Greed Among the Cretans
Among the Cretans the exact reverse of all these arrangements
-- 497 -- obtains. The laws allow them to possess as much land
as they can get with no limitation whatever. Money is so
highly valued among them, that its possession is not only
thought to be necessary but in the highest degree creditable.
And in fact greed and avarice are so native to the soil in
Crete, that they are the only people in the world among whom
no stigma attaches to any sort of gain whatever. Again all
their offices are annual and on a democratical footing. I have
therefore often felt at a loss to account for these writers
speaking of the two constitutions, which are radically different,
as though they were closely united and allied. But, besides
overlooking these important differences, these writers have
gone out of their way to comment at length on the legislation
of Lycurgus: "He was the only legislator," they say, "who
saw the important points.
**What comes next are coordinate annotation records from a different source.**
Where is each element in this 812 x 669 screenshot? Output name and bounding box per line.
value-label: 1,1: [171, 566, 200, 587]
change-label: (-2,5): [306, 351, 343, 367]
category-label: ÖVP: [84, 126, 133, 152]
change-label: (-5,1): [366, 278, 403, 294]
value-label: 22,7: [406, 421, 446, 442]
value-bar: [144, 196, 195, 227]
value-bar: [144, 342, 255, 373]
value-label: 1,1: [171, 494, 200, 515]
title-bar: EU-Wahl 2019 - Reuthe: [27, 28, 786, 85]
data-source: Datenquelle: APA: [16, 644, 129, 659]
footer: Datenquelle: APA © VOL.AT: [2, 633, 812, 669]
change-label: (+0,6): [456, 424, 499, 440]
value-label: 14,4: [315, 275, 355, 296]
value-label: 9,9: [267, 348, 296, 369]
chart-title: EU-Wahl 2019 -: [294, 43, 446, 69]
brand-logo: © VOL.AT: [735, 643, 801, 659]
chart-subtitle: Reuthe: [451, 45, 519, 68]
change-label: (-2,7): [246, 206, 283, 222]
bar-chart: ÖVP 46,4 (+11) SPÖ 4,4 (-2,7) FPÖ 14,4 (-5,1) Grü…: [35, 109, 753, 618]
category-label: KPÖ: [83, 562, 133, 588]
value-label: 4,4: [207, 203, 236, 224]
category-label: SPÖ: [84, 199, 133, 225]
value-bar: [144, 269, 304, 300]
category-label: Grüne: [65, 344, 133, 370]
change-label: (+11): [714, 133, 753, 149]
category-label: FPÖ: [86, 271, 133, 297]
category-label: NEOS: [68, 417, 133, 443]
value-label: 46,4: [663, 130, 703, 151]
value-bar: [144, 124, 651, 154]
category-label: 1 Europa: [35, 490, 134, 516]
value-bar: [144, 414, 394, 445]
For there being two things on
which the safety of a commonwealth depends,—courage in
the face of the enemy and concord at home,—by abolishing
covetousness, he with it removed all motive for civil broil and
contest: whence it has been brought about that the Lacedaemonians are the best governed and most united people in
Greece." Yet while giving utterance to these sentiments, and
though they see that, in contrast to this, the Cretans by their
ingrained avarice are engaged in countless public and private
seditions, murders and civil wars, they yet regard these facts as
not affecting their contention, but are bold enough to speak of
the two constitutions as alike. Ephorus, indeed, putting aside
names, employs expressions so precisely the same, when discoursing on the two constitutions, that, unless one noticed the
proper names, there would be no means whatever of distinguishing which of the two he was describing.